The school nurse has been called to the football field where player is immobile on the field after landing awkwardly on his head during a play. While awaiting an ambulance, what action should the nurse perform?
- A. Ensure that the player is not moved.
- B. Obtain the players vital signs, if possible.
- C. Perform a rapid assessment of the players range of motion.
- D. Assess the players reflexes.
Correct Answer: A
Rationale: Immobilizing the patient prevents worsening of a potential SCI. Assessing vitals, ROM, or reflexes risks further injury.
A patient is admitted to the neurologic ICU with a spinal cord injury. In writing the patients care plan, the nurse specifies that contractures can best be prevented by what action?
- A. Repositioning the patient every 2 hours
- B. Initiating range-of-motion exercises (ROM) as soon as the patient initiates
- C. Initiating (ROM) exercises as soon as possible after the injury
- D. Performing ROM exercises once a day
Correct Answer: C
Rationale: Early passive ROM exercises prevent contractures. Waiting for patient initiation or daily exercises is insufficient, and repositioning alone does not address contractures.
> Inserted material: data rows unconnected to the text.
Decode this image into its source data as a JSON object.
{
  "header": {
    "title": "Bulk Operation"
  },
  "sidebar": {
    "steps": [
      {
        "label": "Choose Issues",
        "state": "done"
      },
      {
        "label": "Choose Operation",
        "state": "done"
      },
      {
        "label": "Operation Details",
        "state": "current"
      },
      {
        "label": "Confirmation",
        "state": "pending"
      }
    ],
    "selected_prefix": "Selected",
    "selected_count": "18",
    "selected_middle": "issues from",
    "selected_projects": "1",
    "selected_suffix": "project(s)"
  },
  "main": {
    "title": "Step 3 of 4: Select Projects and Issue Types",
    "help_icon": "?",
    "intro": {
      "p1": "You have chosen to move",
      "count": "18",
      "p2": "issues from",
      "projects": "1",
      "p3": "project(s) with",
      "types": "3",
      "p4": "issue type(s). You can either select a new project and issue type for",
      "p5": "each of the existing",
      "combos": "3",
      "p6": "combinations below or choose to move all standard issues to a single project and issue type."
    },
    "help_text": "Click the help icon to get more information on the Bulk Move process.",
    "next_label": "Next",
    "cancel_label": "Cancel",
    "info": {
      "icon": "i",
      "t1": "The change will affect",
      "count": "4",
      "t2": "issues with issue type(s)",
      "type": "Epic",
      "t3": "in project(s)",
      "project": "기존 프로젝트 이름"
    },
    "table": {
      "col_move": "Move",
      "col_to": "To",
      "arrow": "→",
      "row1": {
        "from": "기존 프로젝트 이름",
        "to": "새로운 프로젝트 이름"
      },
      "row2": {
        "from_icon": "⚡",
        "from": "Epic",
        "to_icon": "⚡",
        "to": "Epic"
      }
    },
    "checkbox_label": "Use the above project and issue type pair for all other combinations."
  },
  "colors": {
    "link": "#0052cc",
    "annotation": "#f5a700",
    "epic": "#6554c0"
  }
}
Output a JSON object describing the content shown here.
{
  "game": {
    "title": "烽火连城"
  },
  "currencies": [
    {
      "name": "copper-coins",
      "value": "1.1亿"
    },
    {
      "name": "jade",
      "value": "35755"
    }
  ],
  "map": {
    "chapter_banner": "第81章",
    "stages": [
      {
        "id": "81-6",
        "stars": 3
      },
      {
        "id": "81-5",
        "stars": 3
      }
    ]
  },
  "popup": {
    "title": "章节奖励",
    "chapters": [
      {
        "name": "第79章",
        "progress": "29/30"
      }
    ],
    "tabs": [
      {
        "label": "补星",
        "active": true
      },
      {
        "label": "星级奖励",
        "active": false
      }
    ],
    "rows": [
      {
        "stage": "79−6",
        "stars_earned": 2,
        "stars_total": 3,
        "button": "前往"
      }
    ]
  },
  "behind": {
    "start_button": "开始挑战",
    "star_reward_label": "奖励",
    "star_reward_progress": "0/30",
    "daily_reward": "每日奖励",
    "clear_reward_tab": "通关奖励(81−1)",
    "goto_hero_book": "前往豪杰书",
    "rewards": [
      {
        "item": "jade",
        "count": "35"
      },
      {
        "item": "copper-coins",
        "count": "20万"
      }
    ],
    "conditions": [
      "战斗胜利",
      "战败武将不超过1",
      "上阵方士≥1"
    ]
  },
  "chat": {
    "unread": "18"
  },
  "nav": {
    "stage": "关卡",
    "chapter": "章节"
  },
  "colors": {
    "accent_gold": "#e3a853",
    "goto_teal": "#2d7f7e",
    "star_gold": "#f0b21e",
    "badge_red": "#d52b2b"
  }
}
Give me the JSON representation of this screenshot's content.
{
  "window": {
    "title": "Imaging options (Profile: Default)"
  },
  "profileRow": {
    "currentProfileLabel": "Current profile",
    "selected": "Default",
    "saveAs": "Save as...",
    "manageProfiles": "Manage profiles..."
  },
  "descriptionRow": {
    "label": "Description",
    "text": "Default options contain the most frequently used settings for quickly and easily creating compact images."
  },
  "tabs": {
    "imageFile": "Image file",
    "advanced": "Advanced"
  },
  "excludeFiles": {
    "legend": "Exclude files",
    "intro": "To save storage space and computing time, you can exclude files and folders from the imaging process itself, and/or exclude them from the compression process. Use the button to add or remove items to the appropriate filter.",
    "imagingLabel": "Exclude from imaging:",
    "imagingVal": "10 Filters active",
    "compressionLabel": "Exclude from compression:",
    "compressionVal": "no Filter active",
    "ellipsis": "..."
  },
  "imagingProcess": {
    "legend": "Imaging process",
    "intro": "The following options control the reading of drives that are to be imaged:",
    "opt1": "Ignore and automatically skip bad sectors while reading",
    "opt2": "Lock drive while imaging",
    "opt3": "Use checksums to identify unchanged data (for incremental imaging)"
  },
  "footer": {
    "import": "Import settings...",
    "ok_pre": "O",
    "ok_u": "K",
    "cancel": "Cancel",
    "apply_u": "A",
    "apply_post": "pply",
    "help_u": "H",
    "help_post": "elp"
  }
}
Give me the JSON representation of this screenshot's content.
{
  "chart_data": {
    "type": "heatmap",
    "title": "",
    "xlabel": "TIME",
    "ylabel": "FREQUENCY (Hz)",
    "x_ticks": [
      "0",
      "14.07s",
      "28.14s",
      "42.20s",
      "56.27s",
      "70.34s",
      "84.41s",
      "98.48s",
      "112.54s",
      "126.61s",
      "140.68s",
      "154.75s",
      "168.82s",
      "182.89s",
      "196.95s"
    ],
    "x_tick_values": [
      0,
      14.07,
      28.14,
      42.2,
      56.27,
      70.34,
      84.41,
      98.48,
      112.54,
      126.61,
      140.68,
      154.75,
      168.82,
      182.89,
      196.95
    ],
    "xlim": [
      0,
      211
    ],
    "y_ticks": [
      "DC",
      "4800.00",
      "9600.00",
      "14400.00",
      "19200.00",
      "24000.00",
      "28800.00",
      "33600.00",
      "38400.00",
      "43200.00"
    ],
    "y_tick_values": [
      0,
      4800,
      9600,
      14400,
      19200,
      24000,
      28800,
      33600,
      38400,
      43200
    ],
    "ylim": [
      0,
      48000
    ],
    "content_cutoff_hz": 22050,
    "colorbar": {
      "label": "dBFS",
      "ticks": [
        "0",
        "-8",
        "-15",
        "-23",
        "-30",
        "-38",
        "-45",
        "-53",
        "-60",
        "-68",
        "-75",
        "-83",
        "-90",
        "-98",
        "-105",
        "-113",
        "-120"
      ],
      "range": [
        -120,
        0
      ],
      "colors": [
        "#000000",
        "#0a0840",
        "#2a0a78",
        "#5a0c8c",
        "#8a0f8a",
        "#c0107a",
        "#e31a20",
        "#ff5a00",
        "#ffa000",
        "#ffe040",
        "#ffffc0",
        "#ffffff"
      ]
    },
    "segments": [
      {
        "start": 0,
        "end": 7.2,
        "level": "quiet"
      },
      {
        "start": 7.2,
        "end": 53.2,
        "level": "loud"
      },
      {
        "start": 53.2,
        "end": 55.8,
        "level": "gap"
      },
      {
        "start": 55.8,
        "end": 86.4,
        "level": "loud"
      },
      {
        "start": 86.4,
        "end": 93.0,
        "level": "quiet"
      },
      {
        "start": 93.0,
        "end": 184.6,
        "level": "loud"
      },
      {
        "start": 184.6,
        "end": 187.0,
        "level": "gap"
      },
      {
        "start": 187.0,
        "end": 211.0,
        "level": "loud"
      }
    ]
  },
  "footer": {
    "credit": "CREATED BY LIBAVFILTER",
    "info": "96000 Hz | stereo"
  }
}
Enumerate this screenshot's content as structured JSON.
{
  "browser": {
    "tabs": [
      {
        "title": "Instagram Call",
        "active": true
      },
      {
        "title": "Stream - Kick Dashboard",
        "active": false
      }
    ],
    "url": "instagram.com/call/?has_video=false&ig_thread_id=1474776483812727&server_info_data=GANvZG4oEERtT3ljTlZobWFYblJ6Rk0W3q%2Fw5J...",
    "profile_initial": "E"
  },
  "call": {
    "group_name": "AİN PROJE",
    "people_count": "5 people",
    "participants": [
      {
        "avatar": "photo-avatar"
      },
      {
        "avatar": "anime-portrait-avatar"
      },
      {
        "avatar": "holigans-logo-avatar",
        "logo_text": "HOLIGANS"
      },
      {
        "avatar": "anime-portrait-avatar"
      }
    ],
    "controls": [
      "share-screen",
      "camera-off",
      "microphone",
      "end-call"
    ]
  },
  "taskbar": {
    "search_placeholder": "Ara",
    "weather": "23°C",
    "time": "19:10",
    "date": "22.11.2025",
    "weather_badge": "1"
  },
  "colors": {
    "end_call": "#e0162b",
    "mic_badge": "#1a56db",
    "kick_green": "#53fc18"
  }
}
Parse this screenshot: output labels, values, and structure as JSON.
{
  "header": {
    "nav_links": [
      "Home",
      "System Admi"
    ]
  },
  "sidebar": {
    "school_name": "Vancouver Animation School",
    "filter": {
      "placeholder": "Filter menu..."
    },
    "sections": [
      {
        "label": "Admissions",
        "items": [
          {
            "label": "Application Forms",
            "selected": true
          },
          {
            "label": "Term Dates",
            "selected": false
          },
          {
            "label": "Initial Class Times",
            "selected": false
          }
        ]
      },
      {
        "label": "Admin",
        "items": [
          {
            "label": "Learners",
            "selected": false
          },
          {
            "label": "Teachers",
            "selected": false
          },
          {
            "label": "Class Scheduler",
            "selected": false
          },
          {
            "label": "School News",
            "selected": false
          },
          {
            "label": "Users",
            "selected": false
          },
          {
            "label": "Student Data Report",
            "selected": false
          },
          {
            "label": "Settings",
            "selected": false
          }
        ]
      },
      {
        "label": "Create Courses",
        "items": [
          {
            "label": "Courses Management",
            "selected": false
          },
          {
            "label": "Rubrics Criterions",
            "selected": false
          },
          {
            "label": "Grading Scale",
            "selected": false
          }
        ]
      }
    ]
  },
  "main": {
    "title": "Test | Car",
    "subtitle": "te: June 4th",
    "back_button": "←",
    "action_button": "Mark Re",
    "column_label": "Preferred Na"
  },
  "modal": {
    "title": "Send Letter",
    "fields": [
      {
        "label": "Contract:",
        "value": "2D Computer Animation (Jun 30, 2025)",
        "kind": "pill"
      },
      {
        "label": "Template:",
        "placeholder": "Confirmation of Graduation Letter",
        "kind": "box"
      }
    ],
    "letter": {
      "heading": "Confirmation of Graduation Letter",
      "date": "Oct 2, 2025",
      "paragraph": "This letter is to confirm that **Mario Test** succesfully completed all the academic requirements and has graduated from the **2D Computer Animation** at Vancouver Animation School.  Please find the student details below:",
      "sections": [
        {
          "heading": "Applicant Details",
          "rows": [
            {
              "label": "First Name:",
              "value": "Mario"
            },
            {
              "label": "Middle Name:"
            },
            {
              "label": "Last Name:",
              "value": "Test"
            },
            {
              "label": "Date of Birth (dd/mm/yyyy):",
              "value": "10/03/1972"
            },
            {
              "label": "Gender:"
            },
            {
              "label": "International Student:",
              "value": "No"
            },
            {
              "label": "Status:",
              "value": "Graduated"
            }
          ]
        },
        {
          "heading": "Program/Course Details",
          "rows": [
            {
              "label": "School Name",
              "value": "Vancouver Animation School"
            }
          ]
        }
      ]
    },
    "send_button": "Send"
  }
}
A patient is brought to the trauma center by ambulance after sustaining a high cervical spinal cord injury 1 hours ago. Endotracheal intubation has been deemed necessary and the nurse is preparing to assist. What nursing diagnosis should the nurse associate with this procedure?
- A. Risk for impaired skin integrity
- B. Risk for injury
- C. Risk for autonomic dysreflexia
- D. Risk for suffocation
Correct Answer: B
Rationale: Intubation in cervical spinal cord injury risks exacerbating the injury if the neck is flexed or extended, making 'risk for injury' the primary concern. Other diagnoses are less directly related to intubation.